The European Court of Justice will await a report by one of its attorney generals before deciding the case against Malta over the violation of a ban on bird trapping.

At the end of the final hearing of the case on Thursday, the ECJ said it had requested an expert opinion by Advocate General Tamara Ćapeta which is expected to be delivered on May 30, Birdlife said in a post on its Facebook page.

The European Court of Justice will subsequently deliver its final judgement.

The controversial practice of trapping protected finches using cages and nets was effectively banned by the European Court of Justice in 2018.

But in 2020, the government went ahead and opened the season anyway, claiming it was for a scientific study to ring birds and release them. For some years now trappers have been participating in this catch-and-release ‘study’.

Activists have slammed the so-called research, with the Committee Against Bird Slaughter calling it "poaching under the cover of pseudo-science".

Proceedings against Malta on finch trapping were initiated in December 2020 with a Letter of Formal Notice sent by the European Commission, followed up by a reasoned opinion and finally a fully-fledged court case which was filed in January last year.

Birdlife said that a date when the final ECJ judgment would be delivered is as yet unknown. In a previous case against Malta it had taken nearly a year for the ECJ verdict to be delivered after the expert opinion was filed.

In that case, the Advocate General’s opinion was issued in July 2017 while the landmark ECJ judgment that found Malta guilty of infringing the European Birds Directive when it allowed finch trapping to reopen had been delivered in June 2018.

Earlier this week, Birdlife said it had collected evidence from finch trapping sites showing "rampant abuse of a smokescreen scientific research derogation".

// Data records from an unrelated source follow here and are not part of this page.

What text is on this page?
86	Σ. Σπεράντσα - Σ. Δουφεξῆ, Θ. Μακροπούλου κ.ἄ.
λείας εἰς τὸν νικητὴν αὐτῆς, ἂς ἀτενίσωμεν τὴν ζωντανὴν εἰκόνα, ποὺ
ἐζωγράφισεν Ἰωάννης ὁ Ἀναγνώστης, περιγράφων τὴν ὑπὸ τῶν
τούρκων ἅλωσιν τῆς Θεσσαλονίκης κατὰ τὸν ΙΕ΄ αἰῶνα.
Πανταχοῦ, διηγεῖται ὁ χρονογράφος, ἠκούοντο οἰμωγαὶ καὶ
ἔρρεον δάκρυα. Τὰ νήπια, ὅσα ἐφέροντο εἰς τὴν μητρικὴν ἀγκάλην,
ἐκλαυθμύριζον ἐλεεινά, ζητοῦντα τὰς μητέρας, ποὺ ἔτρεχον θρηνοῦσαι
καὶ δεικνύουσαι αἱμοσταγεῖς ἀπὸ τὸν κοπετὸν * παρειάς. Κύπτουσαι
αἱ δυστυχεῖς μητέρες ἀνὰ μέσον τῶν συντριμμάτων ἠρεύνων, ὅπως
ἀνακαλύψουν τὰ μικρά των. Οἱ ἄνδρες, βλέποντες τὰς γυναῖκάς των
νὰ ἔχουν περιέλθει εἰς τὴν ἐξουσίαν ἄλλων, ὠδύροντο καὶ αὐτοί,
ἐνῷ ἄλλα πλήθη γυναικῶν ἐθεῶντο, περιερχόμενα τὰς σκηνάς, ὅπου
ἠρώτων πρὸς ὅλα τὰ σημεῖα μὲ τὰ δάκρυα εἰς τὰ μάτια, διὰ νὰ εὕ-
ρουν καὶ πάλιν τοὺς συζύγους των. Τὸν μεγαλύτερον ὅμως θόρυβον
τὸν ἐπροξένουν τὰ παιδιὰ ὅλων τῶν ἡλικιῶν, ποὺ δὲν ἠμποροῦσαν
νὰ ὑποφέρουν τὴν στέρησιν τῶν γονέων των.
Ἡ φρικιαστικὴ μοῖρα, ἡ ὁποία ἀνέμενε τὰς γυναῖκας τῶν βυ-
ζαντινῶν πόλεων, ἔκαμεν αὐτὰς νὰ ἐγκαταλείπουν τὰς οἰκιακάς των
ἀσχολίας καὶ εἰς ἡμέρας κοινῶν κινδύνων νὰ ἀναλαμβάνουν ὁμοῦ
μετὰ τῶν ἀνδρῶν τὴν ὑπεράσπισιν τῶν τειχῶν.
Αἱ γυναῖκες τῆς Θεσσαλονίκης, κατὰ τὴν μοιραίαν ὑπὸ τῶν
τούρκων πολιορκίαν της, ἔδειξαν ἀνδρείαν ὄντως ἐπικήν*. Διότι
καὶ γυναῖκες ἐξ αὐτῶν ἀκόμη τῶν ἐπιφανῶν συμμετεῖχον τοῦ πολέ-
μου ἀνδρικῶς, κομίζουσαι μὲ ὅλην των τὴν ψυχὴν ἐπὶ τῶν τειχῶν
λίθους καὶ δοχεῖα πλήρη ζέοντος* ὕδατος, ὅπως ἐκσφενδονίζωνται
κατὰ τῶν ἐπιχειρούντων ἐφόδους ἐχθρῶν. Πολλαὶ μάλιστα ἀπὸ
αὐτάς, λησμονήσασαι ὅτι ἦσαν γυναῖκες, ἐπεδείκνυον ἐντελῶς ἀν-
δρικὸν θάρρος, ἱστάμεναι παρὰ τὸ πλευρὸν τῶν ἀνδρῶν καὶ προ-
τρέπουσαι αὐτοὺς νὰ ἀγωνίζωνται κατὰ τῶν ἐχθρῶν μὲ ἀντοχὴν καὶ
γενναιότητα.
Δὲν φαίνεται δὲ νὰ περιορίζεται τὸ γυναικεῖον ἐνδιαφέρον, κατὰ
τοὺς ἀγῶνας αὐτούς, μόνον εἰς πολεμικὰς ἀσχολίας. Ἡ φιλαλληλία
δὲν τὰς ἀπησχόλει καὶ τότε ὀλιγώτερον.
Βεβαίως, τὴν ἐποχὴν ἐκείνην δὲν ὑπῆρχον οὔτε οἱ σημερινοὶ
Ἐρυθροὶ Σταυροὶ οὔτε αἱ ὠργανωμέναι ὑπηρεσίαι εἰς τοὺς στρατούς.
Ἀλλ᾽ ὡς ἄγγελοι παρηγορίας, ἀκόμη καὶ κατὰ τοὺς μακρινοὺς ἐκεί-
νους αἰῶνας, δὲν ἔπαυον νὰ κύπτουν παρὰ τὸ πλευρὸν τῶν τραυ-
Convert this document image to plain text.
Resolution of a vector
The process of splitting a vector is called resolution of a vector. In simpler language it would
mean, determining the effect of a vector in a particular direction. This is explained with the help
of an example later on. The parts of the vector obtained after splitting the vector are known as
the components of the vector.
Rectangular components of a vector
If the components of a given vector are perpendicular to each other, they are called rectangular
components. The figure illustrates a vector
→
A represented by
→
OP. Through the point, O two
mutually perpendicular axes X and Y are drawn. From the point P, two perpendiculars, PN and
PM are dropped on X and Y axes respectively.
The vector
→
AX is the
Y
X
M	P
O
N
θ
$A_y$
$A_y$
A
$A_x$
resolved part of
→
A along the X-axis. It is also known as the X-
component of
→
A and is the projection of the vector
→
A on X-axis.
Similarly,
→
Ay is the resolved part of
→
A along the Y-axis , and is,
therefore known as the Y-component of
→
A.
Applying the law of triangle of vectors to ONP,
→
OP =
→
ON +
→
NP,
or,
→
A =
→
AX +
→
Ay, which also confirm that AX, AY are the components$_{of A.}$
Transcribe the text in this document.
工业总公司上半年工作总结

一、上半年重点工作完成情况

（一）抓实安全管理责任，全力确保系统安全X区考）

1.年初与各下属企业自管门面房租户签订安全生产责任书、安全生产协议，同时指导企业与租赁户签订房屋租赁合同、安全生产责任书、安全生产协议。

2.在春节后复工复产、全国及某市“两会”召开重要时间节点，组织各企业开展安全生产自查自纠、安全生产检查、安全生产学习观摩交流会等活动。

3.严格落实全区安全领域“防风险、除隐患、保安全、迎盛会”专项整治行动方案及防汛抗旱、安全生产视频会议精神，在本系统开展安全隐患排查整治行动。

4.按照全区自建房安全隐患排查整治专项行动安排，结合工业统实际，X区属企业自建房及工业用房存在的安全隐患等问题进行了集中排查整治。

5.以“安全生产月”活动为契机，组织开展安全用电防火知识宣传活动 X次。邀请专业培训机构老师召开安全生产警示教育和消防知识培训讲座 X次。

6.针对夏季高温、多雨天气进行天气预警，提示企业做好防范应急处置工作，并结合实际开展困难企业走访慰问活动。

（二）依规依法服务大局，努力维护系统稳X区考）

The NGO said that with over 2,600 registered trapping sites for finches last autumn, fieldwork carried out by its members had revealed that an even greater number of trapping sites were operating illegally, with some becoming registered with the Wild Birds Regulation Unit (WBRU) after reports were filed with police.

BirdLife Malta's Head of Conservation, Nicholas Barbara, estimated a minimum of 51,400 finches have been trapped from permitted sites and taken into captivity without being released.

"From what we witnessed, trappers managed to catch around 65% of the birds that landed on a trapping site, with the remainder managing to escape. In all cases of caught birds, however, these were never released. This is a far cry from any scientific research activity which the derogation is supposedly aimed for," Barbara noted.

BirdLife claims that even if a bird caught by a trapper was released, the likelihood that this same bird would be caught again in another trapping site is high.

The hunters' association Kaċċaturi San Ubertu accused BirdLife Malta of 'blatant deceit', asking it to substantiate its allegation about 51,000 trapped birds and accusing it of trying to influence the European Court just before the final hearing.